IT-Director: System I/O fabric to transform computing architecture modelSep 03, 1999, 20:23 (0 Talkback[s])
(Other stories by Cheshire Cat)
"Peace has been declared, it was announced yesterday, between the vendors involved in defining a replacement for the PCI bus."
"The keyword is 'fabric'. System I/O is a fabric-based architecture, which enables any device to communicate to any other device. Hardware switching is used to enable far higher throughput speeds than previously available, from 2.5Gb to 6Gb per second - this compares with a measly 132Mb per second from PCI. ...suggesting that PC devices such as processors, network cards and memory will no longer be limited by bus bandwidth (particularly as the 6Gb top end will probably be extended in the future)..."
"...system vendors are not the only organisations experimenting with switched fabrics. One notable group is the storage community, for whom the switched fibre architecture is key to the SAN strategies of most companies... What interests the storage vendors is the ability to link switches (by fibre) over long distances: currently, the maximum distances between switches are touted as between 10Km and 50Km. ...a single, conceptual device, running a single operating system could in fact be a pair of mirrored devices, each with its own processor, disk and memory. The processor, disk, memory and graphics card become devices in their own right which, with the inclusion of a switched fabric with a fibre interconnect, could be physically positioned anywhere in a 50km radius but which could be configured dynamically to make best use of the resources at a given time."

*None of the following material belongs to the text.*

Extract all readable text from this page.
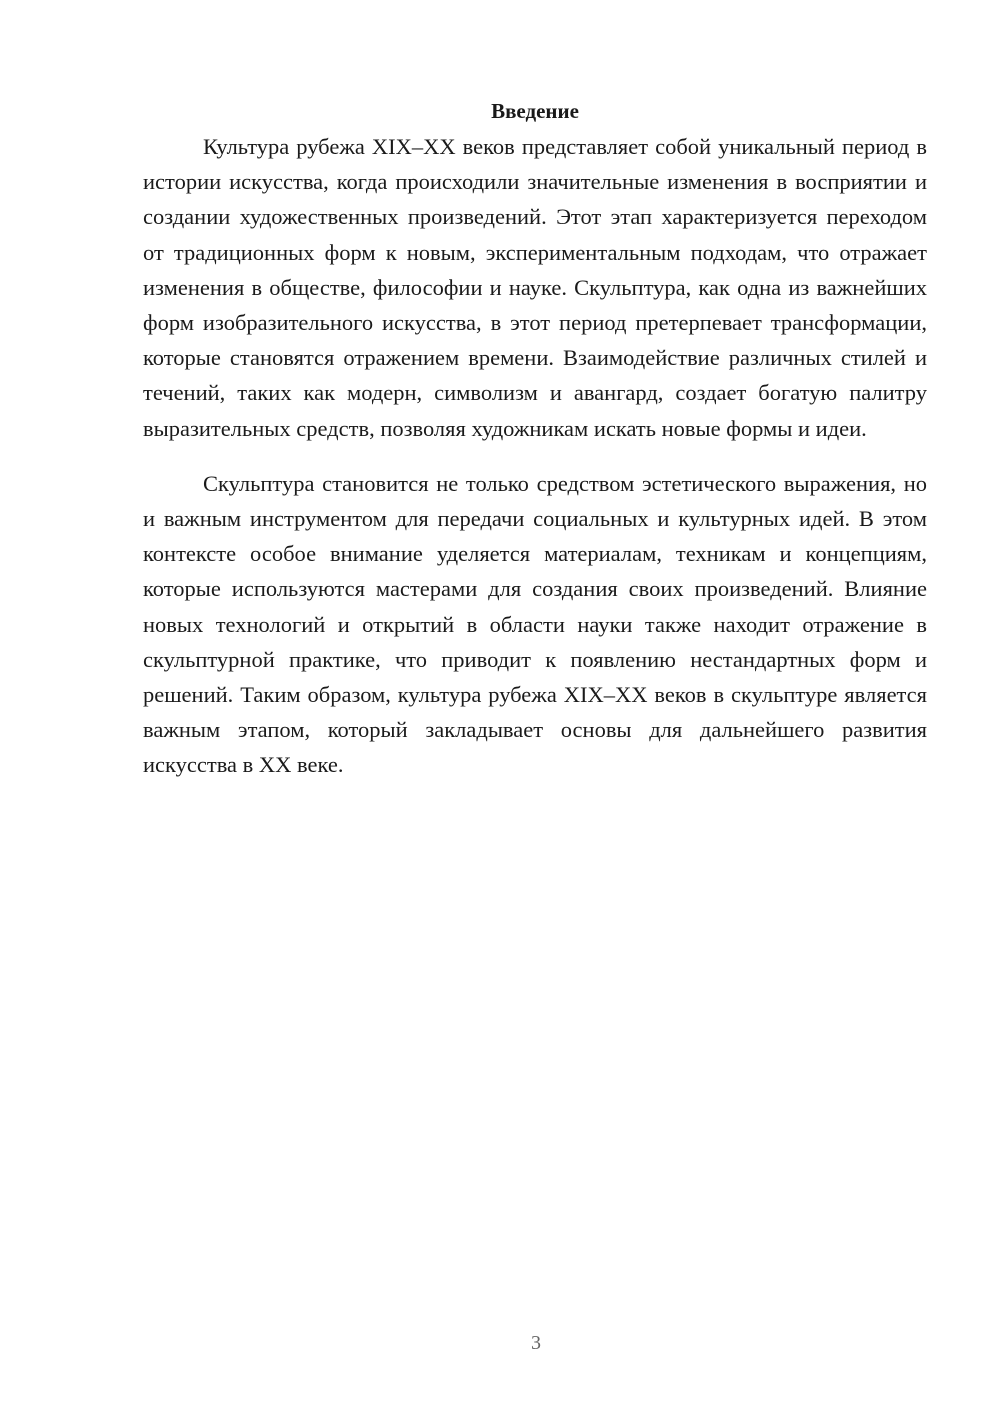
Введение

Культура рубежа XIX–XX веков представляет собой уникальный период в истории искусства, когда происходили значительные изменения в восприятии и создании художественных произведений. Этот этап характеризуется переходом от традиционных форм к новым, экспериментальным подходам, что отражает изменения в обществе, философии и науке. Скульптура, как одна из важнейших форм изобразительного искусства, в этот период претерпевает трансформации, которые становятся отражением времени. Взаимодействие различных стилей и течений, таких как модерн, символизм и авангард, создает богатую палитру выразительных средств, позволяя художникам искать новые формы и идеи.

Скульптура становится не только средством эстетического выражения, но и важным инструментом для передачи социальных и культурных идей. В этом контексте особое внимание уделяется материалам, техникам и концепциям, которые используются мастерами для создания своих произведений. Влияние новых технологий и открытий в области науки также находит отражение в скульптурной практике, что приводит к появлению нестандартных форм и решений. Таким образом, культура рубежа XIX–XX веков в скульптуре является важным этапом, который закладывает основы для дальнейшего развития искусства в XX веке.

3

"...the inclusion of IP version 6 in the System I/O specification... effectively removes the need to consider system components as part of the same machine, virtual or otherwise. The Internet is currently IP V4, but IP V6 will be included in most network-ready devices in the future. The potential is clear - that the system bus replacement, System I/O, becomes an integral part of the Internet infrastructure. How this will happen is still a matter for speculation, but the potential this has, of moving us into a device-based world in which bandwidth is a forgotten issue, is clear."